На заводе его больше ничего не держало — свое он честно выполнил. А впереди — отличное время, отличная жизнь и отличное море. За год он заработал право пожить месяц только для себя.
* * *
Они сидели с Вартаном в его комнате и слушали, как за окном треплет кусты северозападник. В море выходить не имело смысла — северозападник гонял по озеру перед домом полуметровые волны, а в Долгой губе они поднимались еще выше. За две прошедшие недели Олег с Вартаном хорошо взяли ламинарии — рублей по триста на брата, — так что особой грусти из-за погоды не испытывали. Неторопливо отхлебывали чешское пиво, отщипывали время от времени волоконца копченой зубатки — отдыхали.
— Я тоже слышал, — сказал Олег, — обыкновенные бугорки, поросшие мхом.
— А если золото зарыто? — спросил Вартан.

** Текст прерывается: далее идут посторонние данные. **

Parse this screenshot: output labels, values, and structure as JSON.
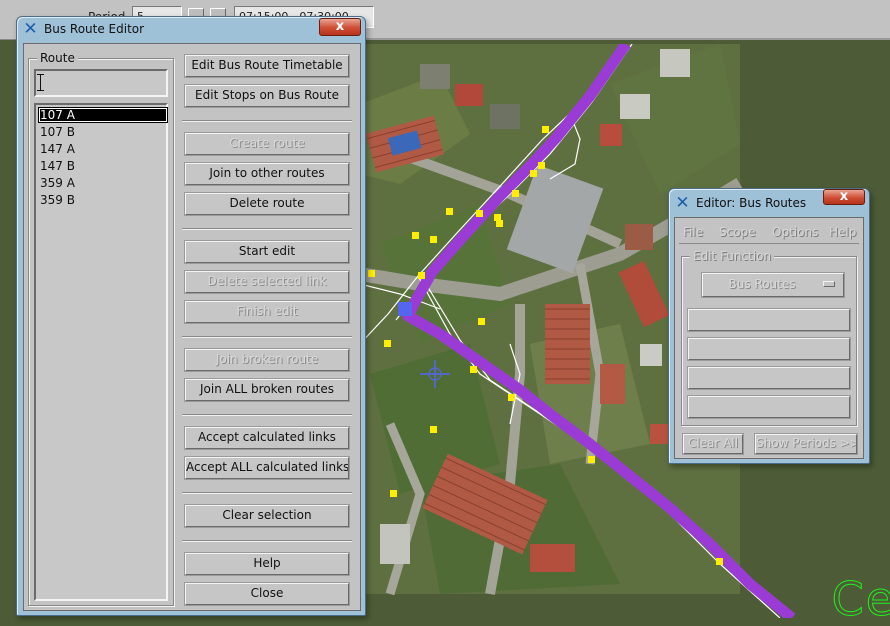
{
  "topbar": {
    "label": "Period",
    "field1": "5",
    "field2": "07:15:00 - 07:30:00"
  },
  "map": {
    "corner_text": "Ce",
    "colors": {
      "route": "#9b3bd6",
      "stop": "#ffee00",
      "node": "#5566ee",
      "link": "#ffffff"
    }
  },
  "bus_route_editor": {
    "title": "Bus Route Editor",
    "close_label": "x",
    "route_group_label": "Route",
    "route_input_value": "",
    "routes": [
      "107 A",
      "107 B",
      "147 A",
      "147 B",
      "359 A",
      "359 B"
    ],
    "selected_route": "107 A",
    "buttons": {
      "edit_timetable": "Edit Bus Route Timetable",
      "edit_stops": "Edit Stops on Bus Route",
      "create_route": "Create route",
      "join_other": "Join to other routes",
      "delete_route": "Delete route",
      "start_edit": "Start edit",
      "delete_link": "Delete selected link",
      "finish_edit": "Finish edit",
      "join_broken": "Join broken route",
      "join_all_broken": "Join ALL broken routes",
      "accept_links": "Accept calculated links",
      "accept_all_links": "Accept ALL calculated links",
      "clear_selection": "Clear selection",
      "help": "Help",
      "close": "Close"
    }
  },
  "editor_bus_routes": {
    "title": "Editor: Bus Routes",
    "close_label": "x",
    "menu": [
      "File",
      "Scope",
      "Options",
      "Help"
    ],
    "edit_function_label": "Edit Function",
    "edit_function_value": "Bus Routes",
    "clear_all": "Clear All",
    "show_periods": "Show Periods >>"
  }
}
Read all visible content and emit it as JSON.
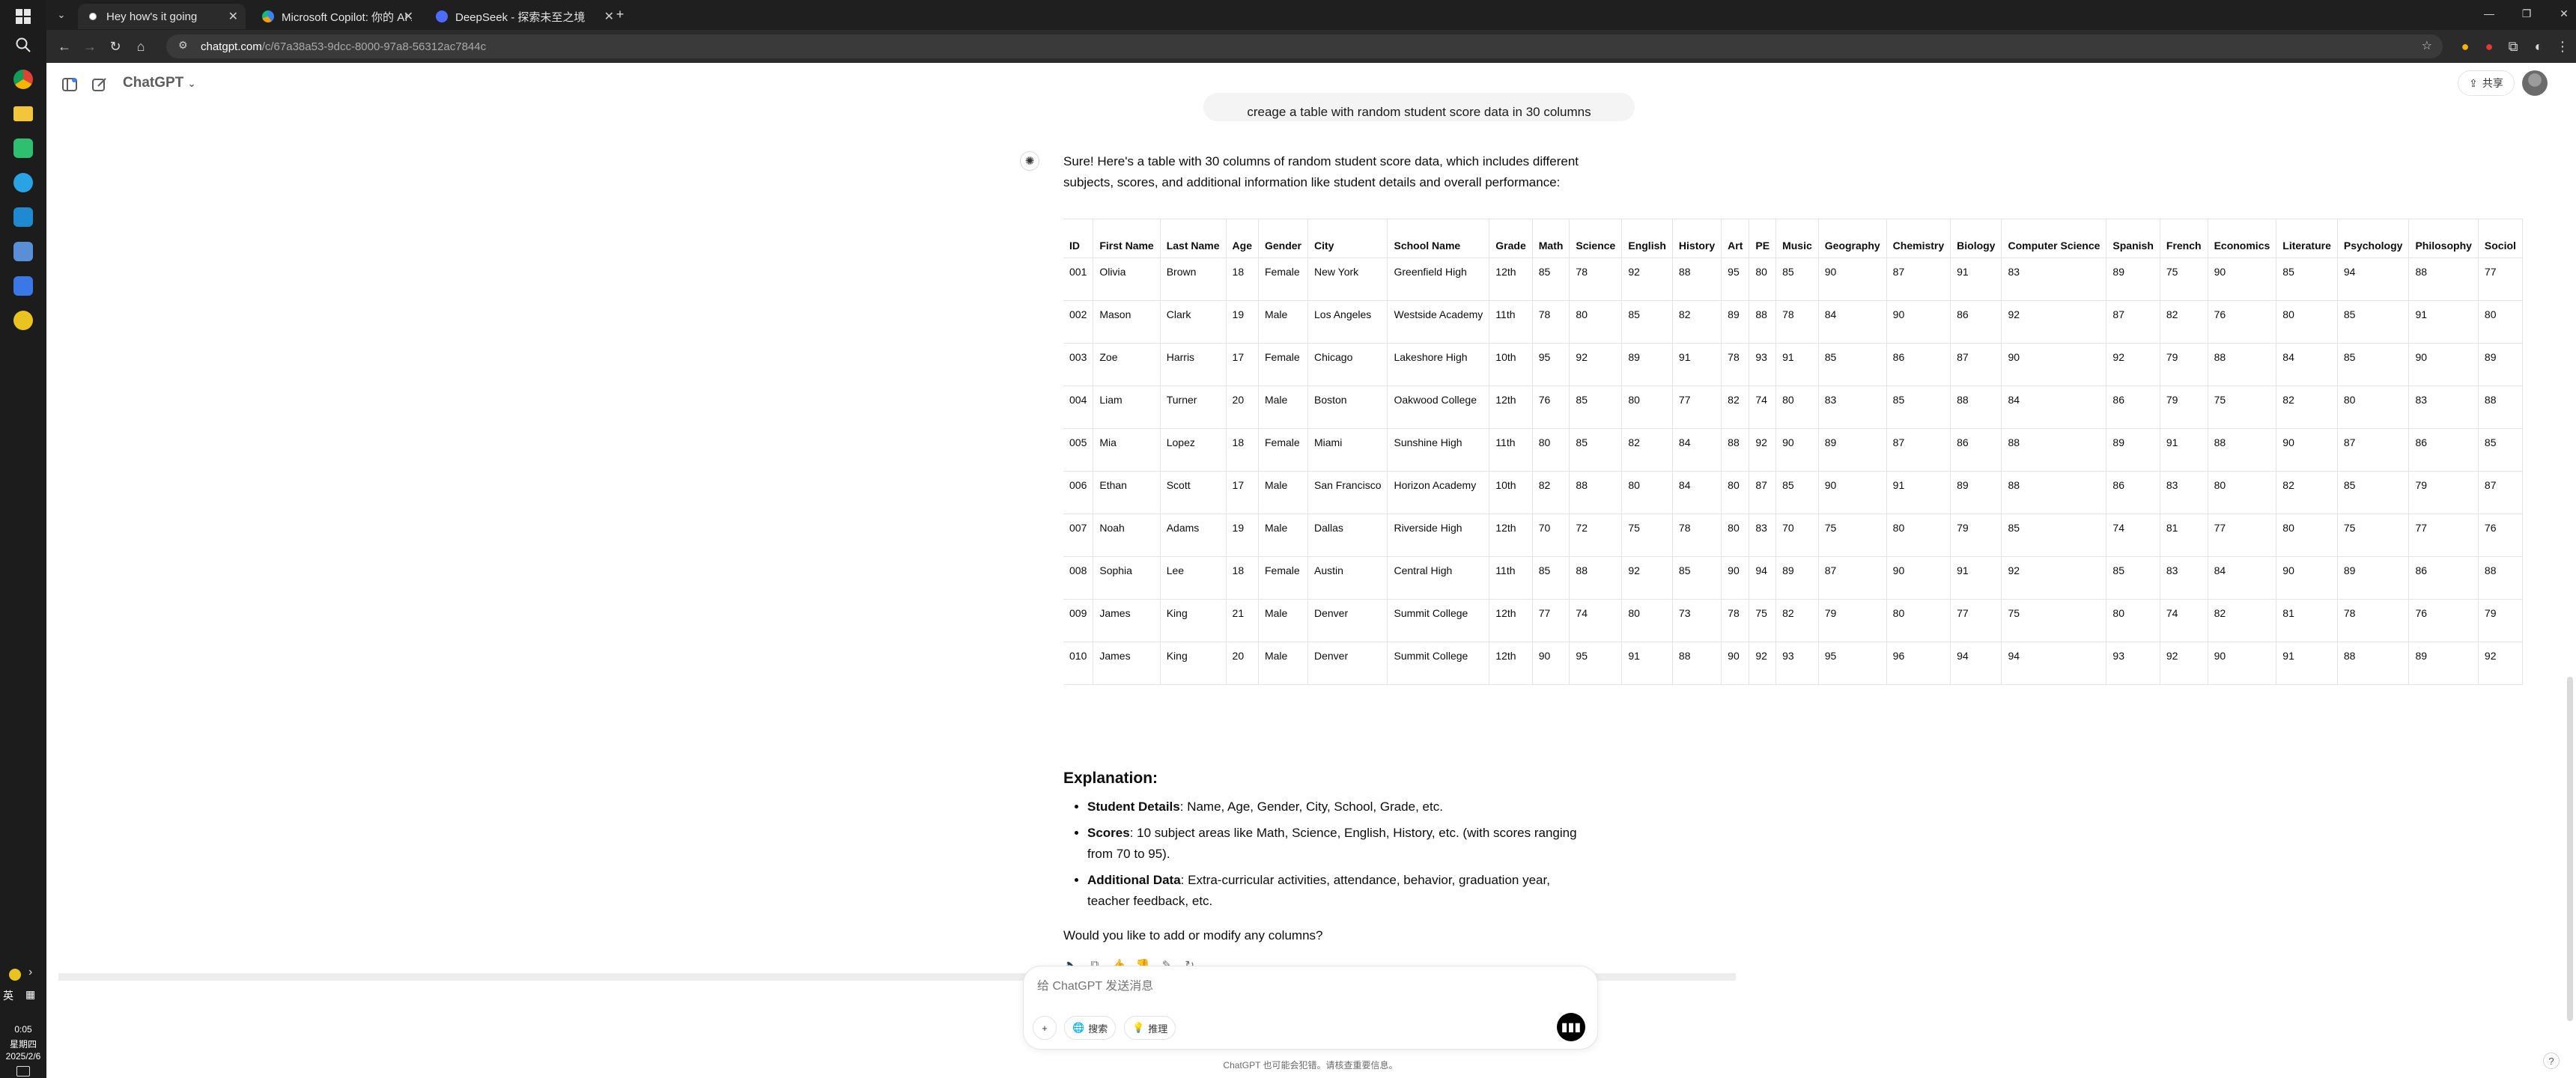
{
  "browser": {
    "tabs": [
      {
        "label": "Hey how's it going",
        "active": true
      },
      {
        "label": "Microsoft Copilot: 你的 AI 助",
        "active": false
      },
      {
        "label": "DeepSeek - 探索未至之境",
        "active": false
      }
    ],
    "url_host": "chatgpt.com",
    "url_path": "/c/67a38a53-9dcc-8000-97a8-56312ac7844c"
  },
  "taskbar": {
    "ime_lang": "英",
    "time": "0:05",
    "weekday": "星期四",
    "date": "2025/2/6"
  },
  "app": {
    "model_name": "ChatGPT",
    "share_label": "共享",
    "user_message": "creage a table with random student score data in 30 columns",
    "assistant_intro": "Sure! Here's a table with 30 columns of random student score data, which includes different subjects, scores, and additional information like student details and overall performance:",
    "explanation_title": "Explanation:",
    "bullets": [
      {
        "bold": "Student Details",
        "text": ": Name, Age, Gender, City, School, Grade, etc."
      },
      {
        "bold": "Scores",
        "text": ": 10 subject areas like Math, Science, English, History, etc. (with scores ranging from 70 to 95)."
      },
      {
        "bold": "Additional Data",
        "text": ": Extra-curricular activities, attendance, behavior, graduation year, teacher feedback, etc."
      }
    ],
    "question": "Would you like to add or modify any columns?",
    "composer_placeholder": "给 ChatGPT 发送消息",
    "search_label": "搜索",
    "reason_label": "推理",
    "disclaimer": "ChatGPT 也可能会犯错。请核查重要信息。",
    "help": "?"
  },
  "table": {
    "headers": [
      "ID",
      "First Name",
      "Last Name",
      "Age",
      "Gender",
      "City",
      "School Name",
      "Grade",
      "Math",
      "Science",
      "English",
      "History",
      "Art",
      "PE",
      "Music",
      "Geography",
      "Chemistry",
      "Biology",
      "Computer Science",
      "Spanish",
      "French",
      "Economics",
      "Literature",
      "Psychology",
      "Philosophy",
      "Sociol"
    ],
    "rows": [
      [
        "001",
        "Olivia",
        "Brown",
        "18",
        "Female",
        "New York",
        "Greenfield High",
        "12th",
        "85",
        "78",
        "92",
        "88",
        "95",
        "80",
        "85",
        "90",
        "87",
        "91",
        "83",
        "89",
        "75",
        "90",
        "85",
        "94",
        "88",
        "77"
      ],
      [
        "002",
        "Mason",
        "Clark",
        "19",
        "Male",
        "Los Angeles",
        "Westside Academy",
        "11th",
        "78",
        "80",
        "85",
        "82",
        "89",
        "88",
        "78",
        "84",
        "90",
        "86",
        "92",
        "87",
        "82",
        "76",
        "80",
        "85",
        "91",
        "80"
      ],
      [
        "003",
        "Zoe",
        "Harris",
        "17",
        "Female",
        "Chicago",
        "Lakeshore High",
        "10th",
        "95",
        "92",
        "89",
        "91",
        "78",
        "93",
        "91",
        "85",
        "86",
        "87",
        "90",
        "92",
        "79",
        "88",
        "84",
        "85",
        "90",
        "89"
      ],
      [
        "004",
        "Liam",
        "Turner",
        "20",
        "Male",
        "Boston",
        "Oakwood College",
        "12th",
        "76",
        "85",
        "80",
        "77",
        "82",
        "74",
        "80",
        "83",
        "85",
        "88",
        "84",
        "86",
        "79",
        "75",
        "82",
        "80",
        "83",
        "88"
      ],
      [
        "005",
        "Mia",
        "Lopez",
        "18",
        "Female",
        "Miami",
        "Sunshine High",
        "11th",
        "80",
        "85",
        "82",
        "84",
        "88",
        "92",
        "90",
        "89",
        "87",
        "86",
        "88",
        "89",
        "91",
        "88",
        "90",
        "87",
        "86",
        "85"
      ],
      [
        "006",
        "Ethan",
        "Scott",
        "17",
        "Male",
        "San Francisco",
        "Horizon Academy",
        "10th",
        "82",
        "88",
        "80",
        "84",
        "80",
        "87",
        "85",
        "90",
        "91",
        "89",
        "88",
        "86",
        "83",
        "80",
        "82",
        "85",
        "79",
        "87"
      ],
      [
        "007",
        "Noah",
        "Adams",
        "19",
        "Male",
        "Dallas",
        "Riverside High",
        "12th",
        "70",
        "72",
        "75",
        "78",
        "80",
        "83",
        "70",
        "75",
        "80",
        "79",
        "85",
        "74",
        "81",
        "77",
        "80",
        "75",
        "77",
        "76"
      ],
      [
        "008",
        "Sophia",
        "Lee",
        "18",
        "Female",
        "Austin",
        "Central High",
        "11th",
        "85",
        "88",
        "92",
        "85",
        "90",
        "94",
        "89",
        "87",
        "90",
        "91",
        "92",
        "85",
        "83",
        "84",
        "90",
        "89",
        "86",
        "88"
      ],
      [
        "009",
        "James",
        "King",
        "21",
        "Male",
        "Denver",
        "Summit College",
        "12th",
        "77",
        "74",
        "80",
        "73",
        "78",
        "75",
        "82",
        "79",
        "80",
        "77",
        "75",
        "80",
        "74",
        "82",
        "81",
        "78",
        "76",
        "79"
      ],
      [
        "010",
        "James",
        "King",
        "20",
        "Male",
        "Denver",
        "Summit College",
        "12th",
        "90",
        "95",
        "91",
        "88",
        "90",
        "92",
        "93",
        "95",
        "96",
        "94",
        "94",
        "93",
        "92",
        "90",
        "91",
        "88",
        "89",
        "92"
      ]
    ]
  },
  "colors": {
    "taskbar_bg": "#1c1c1c",
    "tabstrip_bg": "#1f1f1f",
    "toolbar_bg": "#2b2b2b",
    "voice_button": "#000000"
  }
}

Они говорили об обнаруженных на берегу Долгой губы древних захоронениях. Олег читал где-то, что на Севере золота не находят, и он сказал:
— Из моржового клыка что-нибудь, не больше.
— Знающий человек купит. Есть статья, которая за раскопки сажает?

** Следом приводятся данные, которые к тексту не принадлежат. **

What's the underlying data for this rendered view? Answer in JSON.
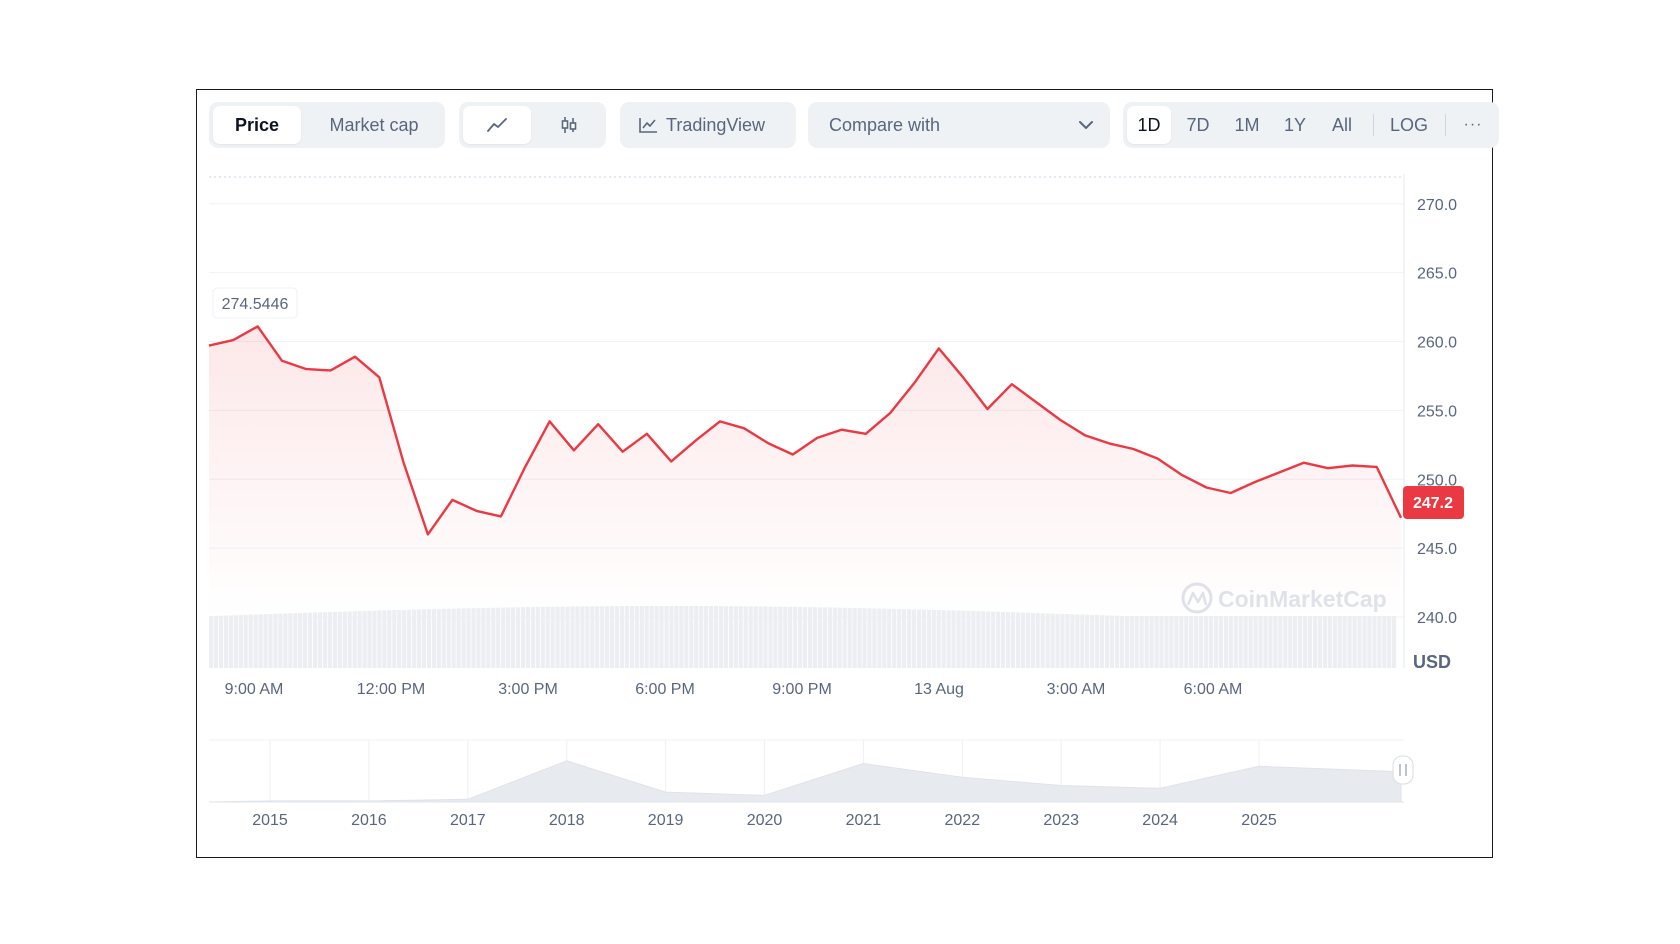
{
  "toolbar": {
    "metric_tabs": [
      "Price",
      "Market cap"
    ],
    "tradingview_label": "TradingView",
    "compare_label": "Compare with",
    "ranges": [
      "1D",
      "7D",
      "1M",
      "1Y",
      "All"
    ],
    "log_label": "LOG",
    "more_label": "···"
  },
  "chart": {
    "open_price_label": "274.5446",
    "current_price_label": "247.2",
    "currency_label": "USD",
    "watermark": "CoinMarketCap",
    "accent_color": "#ea3943",
    "grid_color": "#eff2f5"
  },
  "chart_data": [
    {
      "type": "line",
      "title": "",
      "xlabel": "",
      "ylabel": "",
      "x_tick_labels": [
        "9:00 AM",
        "12:00 PM",
        "3:00 PM",
        "6:00 PM",
        "9:00 PM",
        "13 Aug",
        "3:00 AM",
        "6:00 AM"
      ],
      "y_tick_labels": [
        "270.0",
        "265.0",
        "260.0",
        "255.0",
        "250.0",
        "245.0",
        "240.0"
      ],
      "ylim": [
        240,
        271
      ],
      "x_hours": [
        0,
        0.5,
        1,
        1.5,
        2,
        2.5,
        3,
        3.5,
        4,
        4.5,
        5,
        5.5,
        6,
        6.5,
        7,
        7.5,
        8,
        8.5,
        9,
        9.5,
        10,
        10.5,
        11,
        11.5,
        12,
        12.5,
        13,
        13.5,
        14,
        14.5,
        15,
        15.5,
        16,
        16.5,
        17,
        17.5,
        18,
        18.5,
        19,
        19.5,
        20,
        20.5,
        21,
        21.5,
        22,
        22.5,
        23,
        23.5,
        24,
        24.5
      ],
      "values": [
        259.7,
        260.1,
        261.1,
        258.6,
        258.0,
        257.9,
        258.9,
        257.4,
        251.2,
        246.0,
        248.5,
        247.7,
        247.3,
        250.9,
        254.2,
        252.1,
        254.0,
        252.0,
        253.3,
        251.3,
        252.8,
        254.2,
        253.7,
        252.6,
        251.8,
        253.0,
        253.6,
        253.3,
        254.8,
        257.0,
        259.5,
        257.4,
        255.1,
        256.9,
        255.6,
        254.3,
        253.2,
        252.6,
        252.2,
        251.5,
        250.3,
        249.4,
        249.0,
        249.8,
        250.5,
        251.2,
        250.8,
        251.0,
        250.9,
        247.2
      ],
      "series": [
        {
          "name": "",
          "values": []
        }
      ],
      "legend": "none",
      "grid": true
    },
    {
      "type": "area",
      "title": "",
      "x_tick_labels": [
        "2015",
        "2016",
        "2017",
        "2018",
        "2019",
        "2020",
        "2021",
        "2022",
        "2023",
        "2024",
        "2025"
      ],
      "description_values": [
        0.02,
        0.02,
        0.05,
        0.75,
        0.18,
        0.12,
        0.7,
        0.45,
        0.3,
        0.25,
        0.65
      ]
    }
  ]
}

— Есть. Статья всегда есть.
— Тогда не пойдет, — засмеялся Вартан, — я все по-честному люблю.
Олег ничего не ответил, потому что честность — само собой, об этом и упоминать не стоит. Они честно работали — добывали морские водоросли ламинарии, — и заработка им хватало без всяких раскопок. Не для раскопок он летел через всю страну. Он молчал и пил пиво. А когда понял, что седьмая бутылка уже не влезет, предложил:
— Покатаемся?
Вартан кивнул головой, и они, убрав со стола, вышли из дома. Ветер, мешающий рвать с баркаса ламинарии, лишил их работы. Чтобы не умереть от безделья, они разъезжали на мотоцикле. Чаще всего ночью, когда никто не встречался на дороге.
Пока Вартан выводил мощную машину из сарая, Олег подошел к забору и стал глядеть на озеро. Оно было красивым ночью, потому что беломорская ночь необычна, Даже на Урале, где все самое лучшее, таких ночей Олег не видел.

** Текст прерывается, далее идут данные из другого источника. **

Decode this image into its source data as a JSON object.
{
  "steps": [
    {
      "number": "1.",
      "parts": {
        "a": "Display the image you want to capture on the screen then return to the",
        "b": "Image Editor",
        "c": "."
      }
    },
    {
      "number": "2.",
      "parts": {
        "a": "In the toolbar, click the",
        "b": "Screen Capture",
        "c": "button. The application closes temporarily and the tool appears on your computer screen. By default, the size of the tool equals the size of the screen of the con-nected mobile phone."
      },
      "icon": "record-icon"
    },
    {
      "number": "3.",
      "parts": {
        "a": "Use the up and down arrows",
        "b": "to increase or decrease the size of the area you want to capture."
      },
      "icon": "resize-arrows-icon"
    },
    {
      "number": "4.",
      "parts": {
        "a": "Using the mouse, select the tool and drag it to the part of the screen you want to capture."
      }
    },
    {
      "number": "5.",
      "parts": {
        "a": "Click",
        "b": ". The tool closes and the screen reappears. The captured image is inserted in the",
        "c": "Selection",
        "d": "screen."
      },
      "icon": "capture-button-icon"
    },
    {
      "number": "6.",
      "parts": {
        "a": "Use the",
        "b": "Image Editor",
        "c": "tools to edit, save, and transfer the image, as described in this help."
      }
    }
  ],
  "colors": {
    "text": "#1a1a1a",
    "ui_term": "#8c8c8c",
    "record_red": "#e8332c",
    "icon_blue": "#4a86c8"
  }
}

Солнце зашло, и откуда свет струится — неизвестно. Все видно, будто стоит день, но — ни звука. Редко-редко раздастся шлепок волны о камень. Застывшая рябь на воде — серая, небо — серое, деревья — тоже серые, но все по-своему, по-особому серое. Вода похожа на застывшую лужу висмута, небо — серебристое, будто дюраль на изломе, а деревья он сравнил с литыми конструкциями из серого чугуна. Но не было в беломорской ночи надежности и прочности, которую дает металл, — все бесплотное, как тени фанерных декораций… Иногда даже головой тряхнешь, водой умоешься, но через десять минут снова, как во сне, среди призрачных, зыбких фигур.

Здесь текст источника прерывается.